Contextual Dueling Bandits

TL;DR

This paper extends the dueling bandits framework to include contextual information, proposing a new solution concept called a von Neumann winner, and introduces efficient algorithms for online learning and approximation.

Contribution

It introduces a game-theoretic solution concept for contextual dueling bandits and provides three algorithms with low regret and scalable performance.

Findings

The first algorithm achieves low regret even with adversarial data.

Two algorithms operate efficiently with logarithmic complexity given an oracle.

The von Neumann winner overcomes limitations of the Condorcet winner.

Abstract

We consider the problem of learning to choose actions using contextual information when provided with limited feedback in the form of relative pairwise comparisons. We study this problem in the dueling-bandits framework of Yue et al. (2009), which we extend to incorporate context. Roughly, the learner's goal is to find the best policy, or way of behaving, in some space of policies, although "best" is not always so clearly defined. Here, we propose a new and natural solution concept, rooted in game theory, called a von Neumann winner, a randomized policy that beats or ties every other policy. We show that this notion overcomes important limitations of existing solutions, particularly the Condorcet winner which has typically been used in the past, but which requires strong and often unrealistic assumptions.

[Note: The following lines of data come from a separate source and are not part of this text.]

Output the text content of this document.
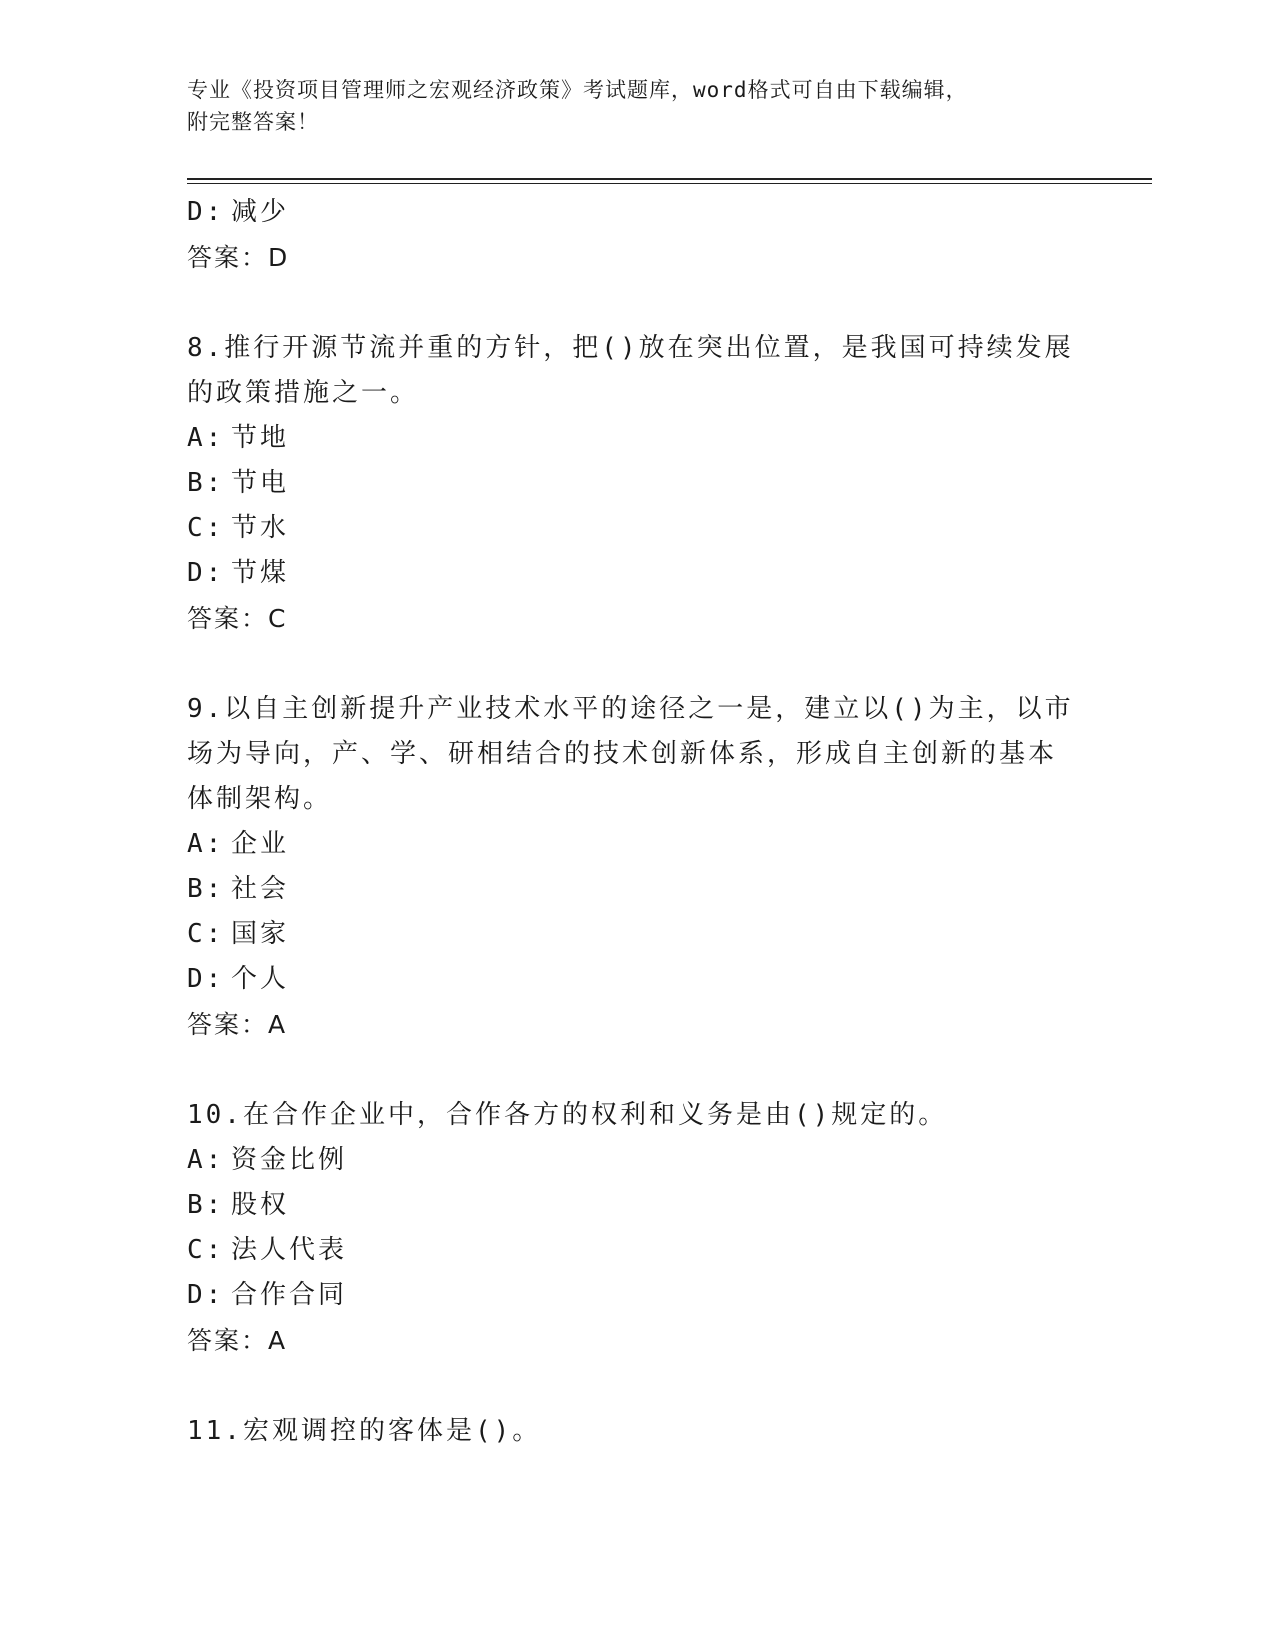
专业《投资项目管理师之宏观经济政策》考试题库，word格式可自由下载编辑，
附完整答案！
D: 减少
答案：D
8.推行开源节流并重的方针，把()放在突出位置，是我国可持续发展
的政策措施之一。
A: 节地
B: 节电
C: 节水
D: 节煤
答案：C
9.以自主创新提升产业技术水平的途径之一是，建立以()为主，以市
场为导向，产、学、研相结合的技术创新体系，形成自主创新的基本
体制架构。
A: 企业
B: 社会
C: 国家
D: 个人
答案：A
10.在合作企业中，合作各方的权利和义务是由()规定的。
A: 资金比例
B: 股权
C: 法人代表
D: 合作合同
答案：A
11.宏观调控的客体是()。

We then present three efficient algorithms for online learning in our setting, and for approximating a von Neumann winner from batch-like data. The first of these algorithms achieves particularly low regret, even when data is adversarial, although its time and space requirements are linear in the size of the policy space. The other two algorithms require time and space only logarithmic in the size of the policy space when provided access to an oracle for solving classification problems on the space.